Fin des années 70, changement de population dans les cités, la classe moyenne accède à la copropriété, les bailleurs sociaux ouvrent leur parc à des familles algériennes venant du bidonville du Grand Saint Barthélemy, à des rapatriés d’Algérie et aux mal logés du centre-ville. A l’époque on a jugé que les Algériens devaient passer par des cités de transit avant d’accéder aux HLM. Ainsi des familles de sept personnes ou plus furent logées dans des appartements prévus pour deux personnes. Construits avec de mauvais matériaux, ces logements étaient prévus pour cinq ans. La plupart des familles y restèrent quinze à vingt-cinq ans.
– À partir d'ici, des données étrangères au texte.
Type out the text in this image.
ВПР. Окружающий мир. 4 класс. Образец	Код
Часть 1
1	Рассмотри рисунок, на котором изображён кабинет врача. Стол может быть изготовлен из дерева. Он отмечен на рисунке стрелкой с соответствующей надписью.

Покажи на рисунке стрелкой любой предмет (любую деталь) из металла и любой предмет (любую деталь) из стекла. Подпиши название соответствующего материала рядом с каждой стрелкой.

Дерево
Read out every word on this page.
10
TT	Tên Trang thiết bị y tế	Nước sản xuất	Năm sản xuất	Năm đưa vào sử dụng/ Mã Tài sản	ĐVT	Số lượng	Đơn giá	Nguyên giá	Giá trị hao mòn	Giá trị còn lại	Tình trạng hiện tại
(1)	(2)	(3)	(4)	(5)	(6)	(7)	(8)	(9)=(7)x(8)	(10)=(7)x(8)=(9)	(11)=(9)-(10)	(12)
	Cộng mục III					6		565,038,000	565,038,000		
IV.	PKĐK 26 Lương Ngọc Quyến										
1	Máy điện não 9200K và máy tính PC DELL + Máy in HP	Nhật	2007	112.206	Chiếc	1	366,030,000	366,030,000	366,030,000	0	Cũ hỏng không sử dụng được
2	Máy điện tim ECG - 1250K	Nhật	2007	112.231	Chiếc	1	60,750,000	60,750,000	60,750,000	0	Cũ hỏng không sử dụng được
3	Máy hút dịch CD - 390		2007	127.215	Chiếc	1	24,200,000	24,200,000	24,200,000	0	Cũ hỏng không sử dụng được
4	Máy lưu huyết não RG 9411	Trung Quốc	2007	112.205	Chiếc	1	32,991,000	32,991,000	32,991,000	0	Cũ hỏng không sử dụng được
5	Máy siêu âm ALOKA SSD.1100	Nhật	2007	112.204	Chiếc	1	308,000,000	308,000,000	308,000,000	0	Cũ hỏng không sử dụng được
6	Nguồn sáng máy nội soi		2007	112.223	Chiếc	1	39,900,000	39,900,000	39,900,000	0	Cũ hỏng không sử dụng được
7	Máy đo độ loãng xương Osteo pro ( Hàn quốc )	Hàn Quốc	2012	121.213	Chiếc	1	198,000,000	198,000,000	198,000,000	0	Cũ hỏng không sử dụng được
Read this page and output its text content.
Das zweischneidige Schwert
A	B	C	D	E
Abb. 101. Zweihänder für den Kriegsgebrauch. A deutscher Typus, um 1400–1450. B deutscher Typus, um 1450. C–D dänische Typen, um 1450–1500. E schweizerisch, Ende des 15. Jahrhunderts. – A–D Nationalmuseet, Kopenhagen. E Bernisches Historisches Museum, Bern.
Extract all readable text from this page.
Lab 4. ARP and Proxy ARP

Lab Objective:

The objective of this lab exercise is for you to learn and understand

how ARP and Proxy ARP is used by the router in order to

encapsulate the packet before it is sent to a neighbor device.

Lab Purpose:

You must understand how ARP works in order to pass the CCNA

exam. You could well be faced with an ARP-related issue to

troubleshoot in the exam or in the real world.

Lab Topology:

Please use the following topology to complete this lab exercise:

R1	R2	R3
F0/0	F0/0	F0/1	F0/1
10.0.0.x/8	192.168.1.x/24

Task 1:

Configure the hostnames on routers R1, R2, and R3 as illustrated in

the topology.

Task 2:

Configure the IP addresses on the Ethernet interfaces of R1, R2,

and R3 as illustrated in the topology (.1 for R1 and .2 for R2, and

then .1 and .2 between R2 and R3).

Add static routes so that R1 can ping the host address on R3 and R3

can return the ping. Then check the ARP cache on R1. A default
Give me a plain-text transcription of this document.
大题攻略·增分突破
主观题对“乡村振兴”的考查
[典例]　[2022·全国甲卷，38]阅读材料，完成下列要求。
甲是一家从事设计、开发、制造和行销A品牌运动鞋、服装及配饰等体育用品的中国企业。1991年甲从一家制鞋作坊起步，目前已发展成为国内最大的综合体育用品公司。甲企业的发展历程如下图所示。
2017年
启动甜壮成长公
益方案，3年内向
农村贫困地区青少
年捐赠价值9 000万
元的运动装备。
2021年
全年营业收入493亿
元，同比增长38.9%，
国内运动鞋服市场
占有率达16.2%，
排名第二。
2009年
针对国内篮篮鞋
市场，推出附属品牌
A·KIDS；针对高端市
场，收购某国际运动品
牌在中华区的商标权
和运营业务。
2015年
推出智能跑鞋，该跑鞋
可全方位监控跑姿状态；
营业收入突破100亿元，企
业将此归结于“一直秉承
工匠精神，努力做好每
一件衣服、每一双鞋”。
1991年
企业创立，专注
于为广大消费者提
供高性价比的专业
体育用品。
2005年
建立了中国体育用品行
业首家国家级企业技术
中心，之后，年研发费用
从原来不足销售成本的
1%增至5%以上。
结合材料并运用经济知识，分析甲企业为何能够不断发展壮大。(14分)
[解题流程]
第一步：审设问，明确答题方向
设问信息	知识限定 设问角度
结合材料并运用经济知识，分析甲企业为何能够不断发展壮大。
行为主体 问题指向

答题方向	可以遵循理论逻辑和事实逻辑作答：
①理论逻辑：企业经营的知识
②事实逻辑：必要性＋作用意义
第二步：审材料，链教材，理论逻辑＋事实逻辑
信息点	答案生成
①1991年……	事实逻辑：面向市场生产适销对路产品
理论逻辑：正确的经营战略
Il fallait sans doute éviter que les Algériens rencontrent les pieds noirs ! C’est ici que toute une génération a fait l’expérience de ce qu’était la discrimination, la relégation. En prime, le chômage et les drogues dures.

Les années 80 sont des années noires. Le chômage touche durement les enfants des immigrés et les drogues dures font leur apparition dans les quartiers. Overdoses, Sida, suicides ravagent une génération. Toutes les familles sont touchées. Karima aura un cousin trafiquant qui succombera à un règlement de comptes. Son frère, consommateur d’héroïne et dépressif, se suicidera à 23 ans. En 1983, la jeunesse des quartiers est mobilisée, c’est la grande marche pour l’égalité et contre le racisme. François Mitterrand anticipe-t-il un soulèvement possible des quartiers ? Il sort de son chapeau SOS Racisme, une réponse morale à un mouvement pour l’égalité économique, sociale. Mais le succès est au rendez-vous. Les jeunes s’entassent dans des cars qui les emmènent à des concerts gratuits de Bruce Springsteen et autres pointures. Les moyens et la couverture médiatique sont énormes. Vingt ans de promesses non tenues. La montée du Front National sert d’épouvantail. Aujourd’hui, cela ne fonctionne plus. Le Front a pris une mairie de secteur avec 18 % des inscrits. La situation des jeunes s’est tellement dégradée qu’ils ne voient pas comment cela pourrait aller plus mal avec le Front au pouvoir. Le pire, ils croient déjà le vivre. Autre phénomène préoccupant : des jeunes ne vont pas voter parce que l’Islam le leur interdit. Quelle est cette démocratie qui fonctionne de façon si inégale ? Les attentats de janvier 2015 à Paris ont été une horreur, mais qui a manifesté sa solidarité avec les démocrates algériens persécutés, massacrés lors de la décennie noire ?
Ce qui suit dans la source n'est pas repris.